As a bonus, MORE2() implies MORE() therefore SEETWO() can be simplified a bit.

From bug report: https://bugs.llvm.org/show_bug.cgi?id=48649

Diff Detail

Event Timeline

brad created this revision.Feb 20 2021, 3:46 PM
brad requested review of this revision.Feb 20 2021, 3:46 PM
brad added a comment.Oct 1 2021, 6:44 PM

ping ping.

Can you please clang format according to premerge checks?

llvm/lib/Support/regcomp.c
252

I understand all but this line. I guess it had no UB there.

MaskRay accepted this revision.EditedJan 25 2022, 5:44 PM

Thanks for porting the fix.

The clang-format diagnostic is because of TAB. The OpenBSD version (https://github.com/openbsd/src/blob/master/lib/libc/regex/regcomp.c) uses TAB and our copy probably should just match.

I verified that this does port the OpenBSD change, but please make sure @vitalybuka is happy as well.

llvm/lib/Support/regcomp.c
252

I think this clause applies
https://www.iso-9899.info/n1570.html#6.5.6p8 "... If both the pointer operand and the result point to elements of the same array object, or one past the last element of the array object, the evaluation shall not produce an overflow; otherwise, the behavior is undefined."

There was a UB.

This revision is now accepted and ready to land.Jan 25 2022, 5:44 PM

Context not available.

In the future please include full context in the patch. See https://llvm.org/docs/Phabricator.html#requesting-a-review-via-the-web-interface

brad updated this revision to Diff 403380.Jan 26 2022, 12:53 PM

Updated with full context.

MaskRay accepted this revision.Jan 26 2022, 1:23 PM
vitalybuka added inline comments.Jan 26 2022, 2:03 PM
llvm/lib/Support/regcomp.c
252

I am aware of this rule, but I assume that end and next always "point to elements of the same array object, or one past the last element"
So old MORE2 violates the rule, but MORE does not.

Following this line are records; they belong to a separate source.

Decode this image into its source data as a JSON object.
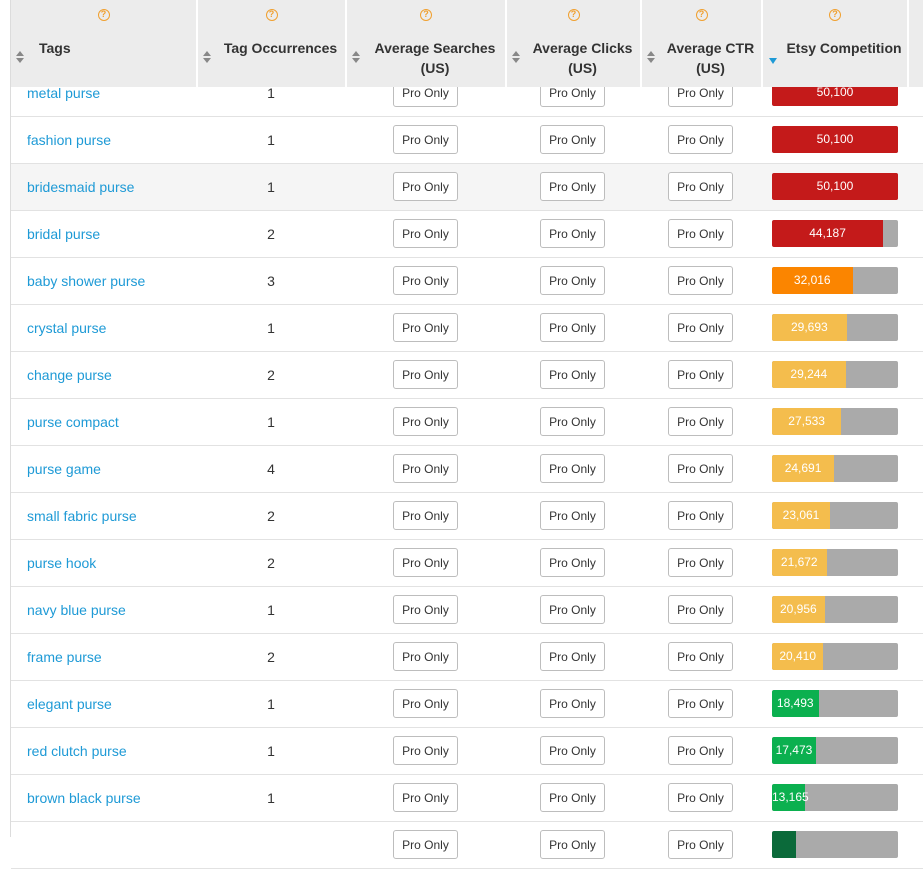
{
  "columns": [
    {
      "label": "Tags"
    },
    {
      "label": "Tag Occurrences"
    },
    {
      "label": "Average Searches (US)"
    },
    {
      "label": "Average Clicks (US)"
    },
    {
      "label": "Average CTR (US)"
    },
    {
      "label": "Etsy Competition"
    }
  ],
  "help_glyph": "?",
  "pro_label": "Pro Only",
  "competition_scale_max": 50100,
  "colors": {
    "red": "#c41a1a",
    "orange": "#fb8500",
    "yellow": "#f4bd4d",
    "green": "#0bb04f",
    "darkgreen": "#0b6a3a",
    "track": "#aaaaaa",
    "link": "#1e9ad6"
  },
  "rows": [
    {
      "tag": "metal purse",
      "occurrences": "1",
      "competition": 50100,
      "competition_label": "50,100",
      "color": "red"
    },
    {
      "tag": "fashion purse",
      "occurrences": "1",
      "competition": 50100,
      "competition_label": "50,100",
      "color": "red"
    },
    {
      "tag": "bridesmaid purse",
      "occurrences": "1",
      "competition": 50100,
      "competition_label": "50,100",
      "color": "red"
    },
    {
      "tag": "bridal purse",
      "occurrences": "2",
      "competition": 44187,
      "competition_label": "44,187",
      "color": "red"
    },
    {
      "tag": "baby shower purse",
      "occurrences": "3",
      "competition": 32016,
      "competition_label": "32,016",
      "color": "orange"
    },
    {
      "tag": "crystal purse",
      "occurrences": "1",
      "competition": 29693,
      "competition_label": "29,693",
      "color": "yellow"
    },
    {
      "tag": "change purse",
      "occurrences": "2",
      "competition": 29244,
      "competition_label": "29,244",
      "color": "yellow"
    },
    {
      "tag": "purse compact",
      "occurrences": "1",
      "competition": 27533,
      "competition_label": "27,533",
      "color": "yellow"
    },
    {
      "tag": "purse game",
      "occurrences": "4",
      "competition": 24691,
      "competition_label": "24,691",
      "color": "yellow"
    },
    {
      "tag": "small fabric purse",
      "occurrences": "2",
      "competition": 23061,
      "competition_label": "23,061",
      "color": "yellow"
    },
    {
      "tag": "purse hook",
      "occurrences": "2",
      "competition": 21672,
      "competition_label": "21,672",
      "color": "yellow"
    },
    {
      "tag": "navy blue purse",
      "occurrences": "1",
      "competition": 20956,
      "competition_label": "20,956",
      "color": "yellow"
    },
    {
      "tag": "frame purse",
      "occurrences": "2",
      "competition": 20410,
      "competition_label": "20,410",
      "color": "yellow"
    },
    {
      "tag": "elegant purse",
      "occurrences": "1",
      "competition": 18493,
      "competition_label": "18,493",
      "color": "green"
    },
    {
      "tag": "red clutch purse",
      "occurrences": "1",
      "competition": 17473,
      "competition_label": "17,473",
      "color": "green"
    },
    {
      "tag": "brown black purse",
      "occurrences": "1",
      "competition": 13165,
      "competition_label": "13,165",
      "color": "green"
    },
    {
      "tag": "",
      "occurrences": "",
      "competition": 9500,
      "competition_label": "",
      "color": "darkgreen"
    }
  ]
}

vitalybuka accepted this revision.Jan 26 2022, 2:07 PM
vitalybuka added inline comments.
llvm/lib/Support/regcomp.c
252

I am fine if it 's done just for consistency. But I would appreciate explanation if there is UB in MORE() as well.

I already LGTMed. What did you want me to do ? :)

brad added a comment.Feb 1 2022, 11:57 PM

I already LGTMed. What did you want me to do ? :)

@vitalybuka asked a question. Just wondering if there should be further discussion or should I go ahead?

This revision was landed with ongoing or failed builds.Feb 3 2022, 4:59 PM
This revision was automatically updated to reflect the committed changes.